ラーメンの後始末を終えると、この何もない和室で安心して眠るためにはどうしたらいいかを考えるともなく準備し始める。パソコンからうすく音楽をかけておく。部屋の隅にポケットに入っていたものや文庫本をリュックの横に並べて置く。寝袋を2つ出してきて1枚は敷き布団代わりに、もう1枚は枕にする。この6畳の和室は西側に窓があり、東側に2畳分の台所スペースを挟んで廊下に面した小窓と玄関がある。暑ければ廊下側の窓を開けようかとも思ったけれど涼しいのでその必要もなく、閉める。西側の窓に足を向け、台所側、つまり廊下側に頭を向けて横になる。

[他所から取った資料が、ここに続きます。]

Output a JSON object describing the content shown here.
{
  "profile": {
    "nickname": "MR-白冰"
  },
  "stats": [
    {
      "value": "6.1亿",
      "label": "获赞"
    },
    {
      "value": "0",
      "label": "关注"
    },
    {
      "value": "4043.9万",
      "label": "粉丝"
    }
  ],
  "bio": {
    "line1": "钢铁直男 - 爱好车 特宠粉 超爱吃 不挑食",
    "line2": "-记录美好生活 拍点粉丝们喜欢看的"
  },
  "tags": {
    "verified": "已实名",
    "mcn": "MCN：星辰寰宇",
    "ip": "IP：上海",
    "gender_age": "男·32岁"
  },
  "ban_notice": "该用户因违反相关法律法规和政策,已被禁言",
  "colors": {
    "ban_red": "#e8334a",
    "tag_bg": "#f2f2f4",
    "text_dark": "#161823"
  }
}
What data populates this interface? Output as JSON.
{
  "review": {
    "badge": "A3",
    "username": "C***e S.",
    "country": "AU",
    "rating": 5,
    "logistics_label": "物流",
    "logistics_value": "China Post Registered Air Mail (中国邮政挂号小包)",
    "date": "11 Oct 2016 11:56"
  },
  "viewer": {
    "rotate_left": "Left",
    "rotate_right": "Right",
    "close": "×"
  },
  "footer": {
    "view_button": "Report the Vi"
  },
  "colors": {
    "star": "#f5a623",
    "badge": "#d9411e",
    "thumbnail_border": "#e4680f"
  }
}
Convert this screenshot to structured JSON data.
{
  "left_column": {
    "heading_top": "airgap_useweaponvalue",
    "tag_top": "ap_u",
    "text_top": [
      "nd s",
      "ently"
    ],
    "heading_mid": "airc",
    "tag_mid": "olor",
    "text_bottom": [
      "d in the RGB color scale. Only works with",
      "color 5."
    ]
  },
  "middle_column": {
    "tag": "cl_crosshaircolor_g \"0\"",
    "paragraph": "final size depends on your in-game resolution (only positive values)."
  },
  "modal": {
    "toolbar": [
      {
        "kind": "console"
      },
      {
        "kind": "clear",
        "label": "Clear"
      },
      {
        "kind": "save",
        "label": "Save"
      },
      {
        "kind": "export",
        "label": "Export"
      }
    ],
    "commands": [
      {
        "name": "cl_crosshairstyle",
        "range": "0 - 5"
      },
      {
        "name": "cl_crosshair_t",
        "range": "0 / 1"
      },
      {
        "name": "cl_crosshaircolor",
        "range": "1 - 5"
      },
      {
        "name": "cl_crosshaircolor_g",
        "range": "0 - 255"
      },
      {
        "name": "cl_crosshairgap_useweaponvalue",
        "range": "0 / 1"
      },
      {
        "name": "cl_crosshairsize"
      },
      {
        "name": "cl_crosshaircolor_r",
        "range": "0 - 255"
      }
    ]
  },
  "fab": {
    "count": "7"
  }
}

電気を消すけれど、どうも落ち着かない。部屋が真っ暗になると廊下の灯りが目に入ってきて嫌でも部屋の外の空間があるということを意識させられる。そしてこの体勢だと誰かが入ってきてもすぐに見ることができない。寝転んだまま顔を横に向けても目に入るのは白い壁だ。「誰かが入って」くる場合の誰かというのはつまり共同でこの部屋を借りている友人やアパートの他の住人や強盗とか霊的なものまで想像するのだけれど、どれもそうそう起こるとは思えず、一番可能性が高い友人でさえもこの時間帯に突然来るとは考えにくい。来たとしても何か問題があるわけではない。けれど実際に起こるかどうかはともかくとしても気になっているということは事実なので、極力気にしなくていい方法を考える。まずは頭の向きを変えて南側にする。こうすると左手に西側の窓を、右手に台所側の廊下に面した小窓を視界に入れることができる。きっとやって来るとも思えない訪問者が来てもなんとなく安心できるような気がして、ずいぶん落ち着く。次に部屋に広げていた荷物をまとめる。出しておく必要のない文庫本や服などはカバンにしまう。酒を少し飲んだコップも洗い、ペットボトルに水を汲んでおく。これでこの場所への固着感が少し減り、必要とあればさっと抜け出すことができる。何もないとは思うのだけれど。最後にリュック、携帯、小銭、財布、パソコンを等間隔に身体の両脇に並べておく。馬鹿げているような気がしながらおまじないだと思って、結界を張る。豆電球を点けると、廊下の灯りがやや薄まってこちらの6畳の存在感が増す。横になって右を向くと、流し台の上にある小窓越しにやはり廊下の灯りが目に入る。台所スペースとこちらを区切る戸の位置を調節して、風を通しつつも光が気にならない場所を探す。左を向くと網戸越しの暗闇に木陰が見えていてこれもちょうど目に入らない位置に身体を動かす。
学生時代に一人暮らしをしていた頃、マンションの部屋に入って鍵をかけてもまだなんとなく安心しきれず、キッチンと部屋を仕切るドアを閉めてようやく落ち着いたことを思い出している。少なくとも目の届く範囲に、他人の影がないという状態。誰かが入ってくるかもしれない、誰かいるということを感じざるを得ない、そういうセンサーをぜんぶ切ることのできる環境が必要で、そのギリギリのラインを探っているような感じがある。
暑さで寝苦しいこともなく、蚊の羽音を聞くこともなく、ほかの住人の影を感じることもなく、起きたら7時半だ。文章を書き始めて1時間が経っていて、書いていたらお腹が空くかと思ったけれどよくわからない。あと31時間27分でフリーキャンプが終わる。